In many parts of the world, if transgender people are even able to access medical gender identity services in the first place, waiting lists can extend for months or even years. This waiting period can be particularly fraught, as transgender people might not be able to physically ‘pass’ as their gender, making social gender affirmation potentially even more important to their identities and wellbeing.

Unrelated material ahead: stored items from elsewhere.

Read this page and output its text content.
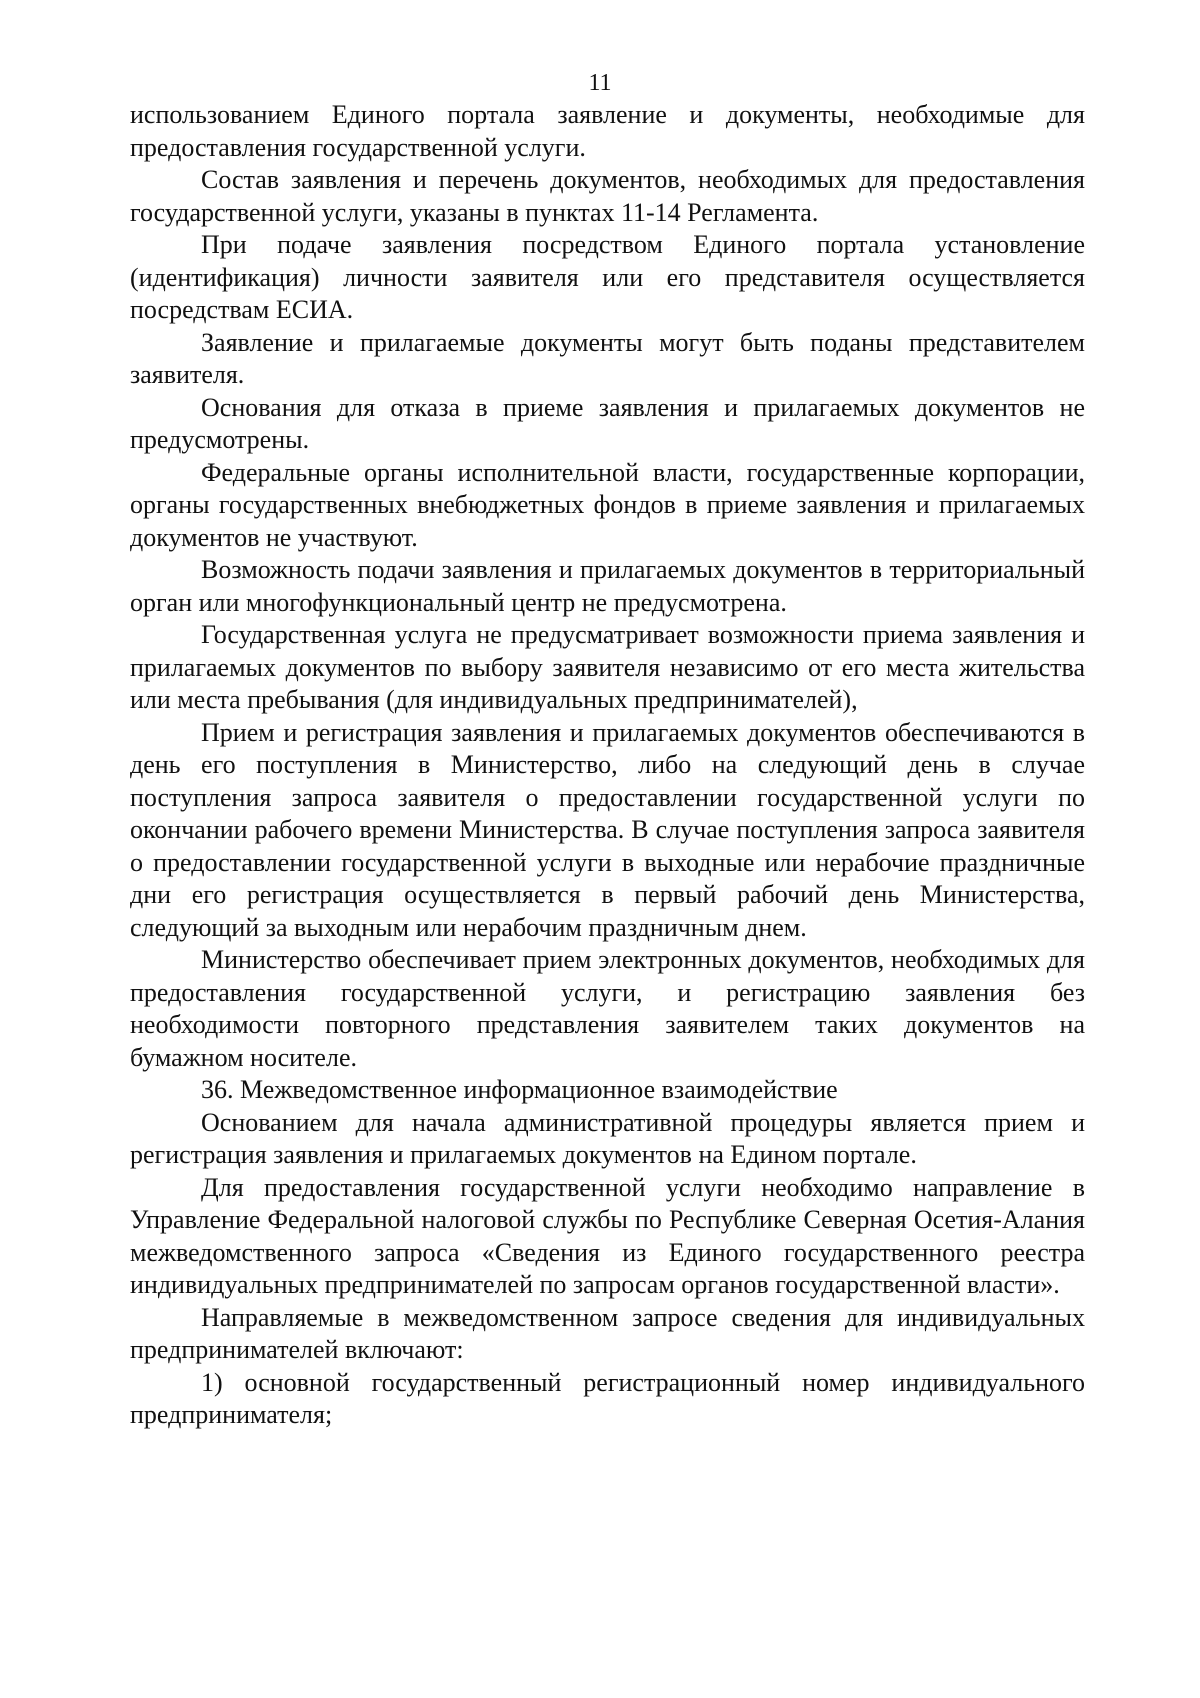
11

использованием Единого портала заявление и документы, необходимые для предоставления государственной услуги.

Состав заявления и перечень документов, необходимых для предоставления государственной услуги, указаны в пунктах 11-14 Регламента.

При подаче заявления посредством Единого портала установление (идентификация) личности заявителя или его представителя осуществляется посредствам ЕСИА.

Заявление и прилагаемые документы могут быть поданы представителем заявителя.

Основания для отказа в приеме заявления и прилагаемых документов не предусмотрены.

Федеральные органы исполнительной власти, государственные корпорации, органы государственных внебюджетных фондов в приеме заявления и прилагаемых документов не участвуют.

Возможность подачи заявления и прилагаемых документов в территориальный орган или многофункциональный центр не предусмотрена.

Государственная услуга не предусматривает возможности приема заявления и прилагаемых документов по выбору заявителя независимо от его места жительства или места пребывания (для индивидуальных предпринимателей),

Прием и регистрация заявления и прилагаемых документов обеспечиваются в день его поступления в Министерство, либо на следующий день в случае поступления запроса заявителя о предоставлении государственной услуги по окончании рабочего времени Министерства. В случае поступления запроса заявителя о предоставлении государственной услуги в выходные или нерабочие праздничные дни его регистрация осуществляется в первый рабочий день Министерства, следующий за выходным или нерабочим праздничным днем.

Министерство обеспечивает прием электронных документов, необходимых для предоставления государственной услуги, и регистрацию заявления без необходимости повторного представления заявителем таких документов на бумажном носителе.

36. Межведомственное информационное взаимодействие

Основанием для начала административной процедуры является прием и регистрация заявления и прилагаемых документов на Едином портале.

Для предоставления государственной услуги необходимо направление в Управление Федеральной налоговой службы по Республике Северная Осетия-Алания межведомственного запроса «Сведения из Единого государственного реестра индивидуальных предпринимателей по запросам органов государственной власти».

Направляемые в межведомственном запросе сведения для индивидуальных предпринимателей включают:

1) основной государственный регистрационный номер индивидуального предпринимателя;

It is crucial that well-intentioned relational partners actively affirm the identities that transgender people express, including through their changes in dress and mannerisms, and even absent any particular physical changes.
It is worth noting that affirming someone’s identity is not about being perfect or never making a mistake. Recent experimental work that we have conducted confirms that people who are not transgender understandably worry about accidentally using incorrect pronouns and language when interacting with transgender people. While not ideal, such mistakes are of course natural to some extent and do not necessarily signify ill will. Interactions between members of different social groups have the potential to provoke anxiety, but they often go better than people expect. Therefore, efforts to educate people about the importance of affirming the identities of transgender friends, family members and strangers could reap benefits not only for transgender people’s wellbeing but also for their own.
Ultimately, gender identity affirmation is about respect for transgender people and their human dignity. It is not for society to dictate the truth of an individual’s existence. What we can and should do is focus on our own ability to help others feel seen as their true selves, nurturing social environments that support mutual recognition and affirmation for all people and their multitudinous social identities. By recognising and affirming the various identities we express, we can celebrate our shared humanity.